TO THE EDITOR:
UNC students have similar daily worries. What if I fail my midterm? Will I get hired after college? Am I good enough? These fears are very real to us, consuming our minds to an unhealthy point.
Savannah Putnam, the Student Body President of UNC-Chapel Hill, listened to frustrated students yearning for the reform of the University’s mental health services through her campaign.
The University has failed to fully accommodate their afflicted students and effectively prevent these obstacles for others. Counseling and Psychological Services neglects students struggling with long-term mental disorders. They tend to refer these students to outside providers, which is costly and inconvenient. Indeed, mental illness among college students is nothing new, but recently, researchers found that undergraduate stress levels have spiked.
Considering this, something needs to change. Researchers discovered an association between cognitive, behavioral and mindfulness interventions and decreased anxiety, and secondarily, decreased depressive symptoms. Mindfulness meditation, for example, combined with cognitive therapy, allows patients to accept stressful thoughts and feelings rather than spiral.

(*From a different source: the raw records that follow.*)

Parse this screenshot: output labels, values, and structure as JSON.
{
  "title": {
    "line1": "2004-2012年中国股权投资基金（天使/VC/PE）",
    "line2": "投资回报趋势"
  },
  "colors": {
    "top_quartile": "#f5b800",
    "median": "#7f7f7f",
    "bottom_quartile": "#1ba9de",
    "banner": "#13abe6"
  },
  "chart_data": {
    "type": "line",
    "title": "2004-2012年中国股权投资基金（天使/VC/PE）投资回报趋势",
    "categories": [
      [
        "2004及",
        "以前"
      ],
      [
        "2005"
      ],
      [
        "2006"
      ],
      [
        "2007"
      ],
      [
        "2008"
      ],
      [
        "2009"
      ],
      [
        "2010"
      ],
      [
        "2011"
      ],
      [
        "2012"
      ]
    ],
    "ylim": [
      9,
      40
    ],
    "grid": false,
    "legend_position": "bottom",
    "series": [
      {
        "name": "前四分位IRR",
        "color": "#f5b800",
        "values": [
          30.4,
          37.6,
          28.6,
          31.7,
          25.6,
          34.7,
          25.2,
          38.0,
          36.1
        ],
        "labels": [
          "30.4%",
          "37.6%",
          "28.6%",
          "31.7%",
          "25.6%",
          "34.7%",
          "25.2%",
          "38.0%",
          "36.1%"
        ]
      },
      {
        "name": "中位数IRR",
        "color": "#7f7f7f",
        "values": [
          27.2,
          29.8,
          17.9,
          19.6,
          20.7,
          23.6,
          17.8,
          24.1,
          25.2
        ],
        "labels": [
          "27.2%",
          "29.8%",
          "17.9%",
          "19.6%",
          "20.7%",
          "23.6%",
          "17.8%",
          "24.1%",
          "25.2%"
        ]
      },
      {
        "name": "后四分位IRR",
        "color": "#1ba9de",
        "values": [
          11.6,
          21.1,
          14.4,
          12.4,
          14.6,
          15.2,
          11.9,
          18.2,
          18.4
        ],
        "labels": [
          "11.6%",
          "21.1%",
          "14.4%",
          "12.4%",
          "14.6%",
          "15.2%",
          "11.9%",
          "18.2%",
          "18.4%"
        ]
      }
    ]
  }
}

As Putnam begins her term with the reform of LFIT classes, I'd encourage the administration to incorporate valuable techniques, like mindfulness meditation, into the curriculum to prevent and combat stress. Our school can no longer stand by while students suffer. In order to create a healthy atmosphere on campus, UNC-Chapel Hill needs to expand their mental health resources, and make them more cost-effective, to equip all Tar Heels with the skills necessary to succeed at Carolina.